Davis's success, say many of his colleagues, was owed to his ability to connect with juries; for some reason, they just seemed to like him. For that matter, so did the judges, who appointed him to many of the cases, and so did the prosecutors against whom Davis went head-to-head in the courtroom. Davis's appeal was certainly not due to any sort of larger-than-life Hollywood persona, as he was neither a handsome nor dashing man. The 43-year-old Davis was actually on the nerdy side. At six feet two inches and 195 pounds, he resembled a taller version of Steve Urkel, the gawky African-American character with the big glasses and annoyingly high-pitched voice in the now-defunct sitcom Family Matters.

Perhaps because of that facade, Davis was, for the most part, able to keep up the appearance that everything was fine. But by June, his life was unraveling -- as it had been for several months. Although Carodine had grown up in South Central Los Angeles and Davis in Grambling, Louisiana, the two men were close -- more like brothers than cousins -- and Carodine knew something was wrong. During the last year, says Carodine, Davis seemed to have grown disenchanted with the law.

"In my opinion," says Carodine, "Donald always took too much of a personal interest in his clients.

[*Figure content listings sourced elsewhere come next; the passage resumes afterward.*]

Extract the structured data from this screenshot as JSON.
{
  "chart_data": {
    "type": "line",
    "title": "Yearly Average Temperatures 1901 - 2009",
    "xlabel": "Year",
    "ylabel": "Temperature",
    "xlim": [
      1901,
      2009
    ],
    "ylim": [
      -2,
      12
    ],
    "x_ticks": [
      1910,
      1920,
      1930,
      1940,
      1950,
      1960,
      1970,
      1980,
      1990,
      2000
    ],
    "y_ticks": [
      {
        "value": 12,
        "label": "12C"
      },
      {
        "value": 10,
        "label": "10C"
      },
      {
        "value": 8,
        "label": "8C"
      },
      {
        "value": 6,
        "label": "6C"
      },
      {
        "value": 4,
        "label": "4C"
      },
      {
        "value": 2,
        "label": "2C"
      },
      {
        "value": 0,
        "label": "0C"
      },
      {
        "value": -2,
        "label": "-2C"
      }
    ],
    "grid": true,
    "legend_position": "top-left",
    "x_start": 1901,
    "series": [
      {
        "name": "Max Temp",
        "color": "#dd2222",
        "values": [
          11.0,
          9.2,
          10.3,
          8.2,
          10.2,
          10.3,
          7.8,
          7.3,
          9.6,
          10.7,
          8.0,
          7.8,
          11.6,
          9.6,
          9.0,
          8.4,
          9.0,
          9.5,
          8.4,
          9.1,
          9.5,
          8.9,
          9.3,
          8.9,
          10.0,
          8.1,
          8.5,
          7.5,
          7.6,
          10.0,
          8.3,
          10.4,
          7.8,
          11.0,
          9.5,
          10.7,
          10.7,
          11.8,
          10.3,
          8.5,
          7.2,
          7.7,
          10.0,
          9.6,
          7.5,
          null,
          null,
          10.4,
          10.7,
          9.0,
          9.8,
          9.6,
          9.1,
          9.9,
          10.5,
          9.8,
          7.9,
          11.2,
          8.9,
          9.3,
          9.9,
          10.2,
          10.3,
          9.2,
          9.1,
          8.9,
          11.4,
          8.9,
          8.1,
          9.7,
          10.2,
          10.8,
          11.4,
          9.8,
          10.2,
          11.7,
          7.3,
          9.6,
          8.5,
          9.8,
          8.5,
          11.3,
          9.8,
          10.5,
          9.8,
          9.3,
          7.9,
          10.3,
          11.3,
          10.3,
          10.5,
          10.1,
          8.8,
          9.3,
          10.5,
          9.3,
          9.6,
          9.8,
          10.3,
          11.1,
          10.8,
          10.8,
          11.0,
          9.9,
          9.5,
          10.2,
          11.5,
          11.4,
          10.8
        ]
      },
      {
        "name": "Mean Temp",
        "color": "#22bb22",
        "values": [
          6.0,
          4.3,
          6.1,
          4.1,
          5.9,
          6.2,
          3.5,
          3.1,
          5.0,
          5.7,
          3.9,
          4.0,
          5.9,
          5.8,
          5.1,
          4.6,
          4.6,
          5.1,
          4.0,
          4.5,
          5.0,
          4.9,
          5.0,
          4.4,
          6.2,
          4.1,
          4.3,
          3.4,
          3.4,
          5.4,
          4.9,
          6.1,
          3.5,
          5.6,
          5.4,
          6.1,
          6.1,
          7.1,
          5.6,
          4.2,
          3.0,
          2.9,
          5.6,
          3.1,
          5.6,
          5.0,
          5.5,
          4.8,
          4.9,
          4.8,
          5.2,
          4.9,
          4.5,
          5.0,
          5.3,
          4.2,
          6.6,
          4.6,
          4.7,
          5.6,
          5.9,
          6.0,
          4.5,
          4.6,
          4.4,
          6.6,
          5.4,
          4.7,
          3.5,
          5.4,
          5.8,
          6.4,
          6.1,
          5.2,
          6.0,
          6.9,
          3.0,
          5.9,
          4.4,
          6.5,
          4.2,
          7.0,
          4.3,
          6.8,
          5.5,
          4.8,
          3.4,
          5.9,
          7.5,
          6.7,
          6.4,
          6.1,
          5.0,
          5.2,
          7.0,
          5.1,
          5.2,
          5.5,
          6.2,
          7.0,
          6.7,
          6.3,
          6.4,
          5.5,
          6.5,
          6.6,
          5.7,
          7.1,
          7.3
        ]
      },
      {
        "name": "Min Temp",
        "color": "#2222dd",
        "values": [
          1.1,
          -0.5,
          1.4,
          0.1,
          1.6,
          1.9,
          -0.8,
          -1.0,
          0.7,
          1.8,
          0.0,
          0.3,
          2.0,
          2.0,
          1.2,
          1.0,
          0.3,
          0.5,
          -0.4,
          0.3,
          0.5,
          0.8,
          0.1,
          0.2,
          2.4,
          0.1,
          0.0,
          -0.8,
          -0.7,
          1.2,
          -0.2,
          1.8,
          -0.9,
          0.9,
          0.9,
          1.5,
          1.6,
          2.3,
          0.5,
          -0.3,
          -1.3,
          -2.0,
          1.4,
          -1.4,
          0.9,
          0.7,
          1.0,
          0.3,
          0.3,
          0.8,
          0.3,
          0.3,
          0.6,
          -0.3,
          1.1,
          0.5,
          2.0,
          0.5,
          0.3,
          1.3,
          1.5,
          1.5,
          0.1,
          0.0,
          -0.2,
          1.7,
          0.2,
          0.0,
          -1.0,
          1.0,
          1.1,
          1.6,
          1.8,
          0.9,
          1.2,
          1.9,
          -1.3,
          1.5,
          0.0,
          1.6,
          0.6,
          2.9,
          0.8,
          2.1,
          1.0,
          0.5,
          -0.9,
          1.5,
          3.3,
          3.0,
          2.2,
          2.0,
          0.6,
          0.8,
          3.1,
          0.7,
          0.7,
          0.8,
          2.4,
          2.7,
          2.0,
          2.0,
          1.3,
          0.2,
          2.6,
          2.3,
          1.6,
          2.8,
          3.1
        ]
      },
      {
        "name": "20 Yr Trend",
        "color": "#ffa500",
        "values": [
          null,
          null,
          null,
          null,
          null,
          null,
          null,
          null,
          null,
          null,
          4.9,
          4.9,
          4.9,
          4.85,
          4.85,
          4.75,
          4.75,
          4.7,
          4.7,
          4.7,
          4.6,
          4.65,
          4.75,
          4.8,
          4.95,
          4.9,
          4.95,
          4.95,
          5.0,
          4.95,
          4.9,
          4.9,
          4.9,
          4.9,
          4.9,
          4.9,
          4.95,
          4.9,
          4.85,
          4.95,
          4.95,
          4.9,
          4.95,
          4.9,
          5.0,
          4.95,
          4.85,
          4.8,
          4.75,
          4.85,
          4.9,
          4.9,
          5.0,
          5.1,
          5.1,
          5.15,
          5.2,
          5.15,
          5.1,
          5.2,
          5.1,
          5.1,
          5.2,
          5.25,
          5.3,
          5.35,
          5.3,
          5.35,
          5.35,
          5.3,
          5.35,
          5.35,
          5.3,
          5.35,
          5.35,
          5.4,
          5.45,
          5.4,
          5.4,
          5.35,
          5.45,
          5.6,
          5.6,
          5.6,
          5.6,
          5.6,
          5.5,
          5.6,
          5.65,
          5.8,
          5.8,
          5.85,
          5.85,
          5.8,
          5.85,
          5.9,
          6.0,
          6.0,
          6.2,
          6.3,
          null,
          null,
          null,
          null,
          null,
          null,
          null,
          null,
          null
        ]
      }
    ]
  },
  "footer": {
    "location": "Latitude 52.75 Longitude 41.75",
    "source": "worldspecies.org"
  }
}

I wouldn't say he became friends with them, but he went out of his way to help them. He'd pay for their schooling or loan them money. They could have followed him home and stolen his money, and he still probably would have represented them."

But recently Carodine had noticed a change. Davis began to question why he bothered busting his ass for people who didn't give a damn. It was a radical change of heart for an attorney who had spent most of his career defending the people society would just as soon ignore, or execute. To Davis, these people were as much symbols as defendants; they were reminders of the underprivileged folks who lived in Davis's native Grambling. And a long time ago, Davis made a pledge to himself that he would always be their guardian angel. He apparently never realized how large a toll it would take.

"He started talking more and more about how he felt jilted by his clients," says Carodine. "He complained about giving so much to people, and of people taking advantage of his generosity."

In retrospect, there were other warning signs as well. Carodine says that during the last two or three months before events finally reached a head, it became common for Davis to agree to come over to Carodine's house on the weekend, but then never arrive; he wouldn't even bother to call and say why. Carodine's wife also noted Davis's erratic behavior. So when Carodine learned that Davis had failed to appear in court, the officer confronted his cousin.

Davis insisted that all was well, and the cousins agreed to have lunch the next day. But that meal would never happen. The reality of Davis's circumstances belied the attorney's nonchalant attitude. In June the State Bar of Texas quietly notified Davis that the agency was suspending his law license for two years. For Davis, nothing could have been worse. They were taking away his life. So he beat them to the punch.


Because of its football team and the team's legendary head coach, Eddie Robinson, Grambling University is known as one of the preeminent black colleges in the country. Not as well-known is the fact that Grambling is also the name of the city in which the university is located. Just south of Interstate 20, between Shreveport and Monroe, Grambling is situated in northern Louisiana, smack-dab in the middle of the state's panhandle. It was there that Davis's mother and father raised him and his four sisters.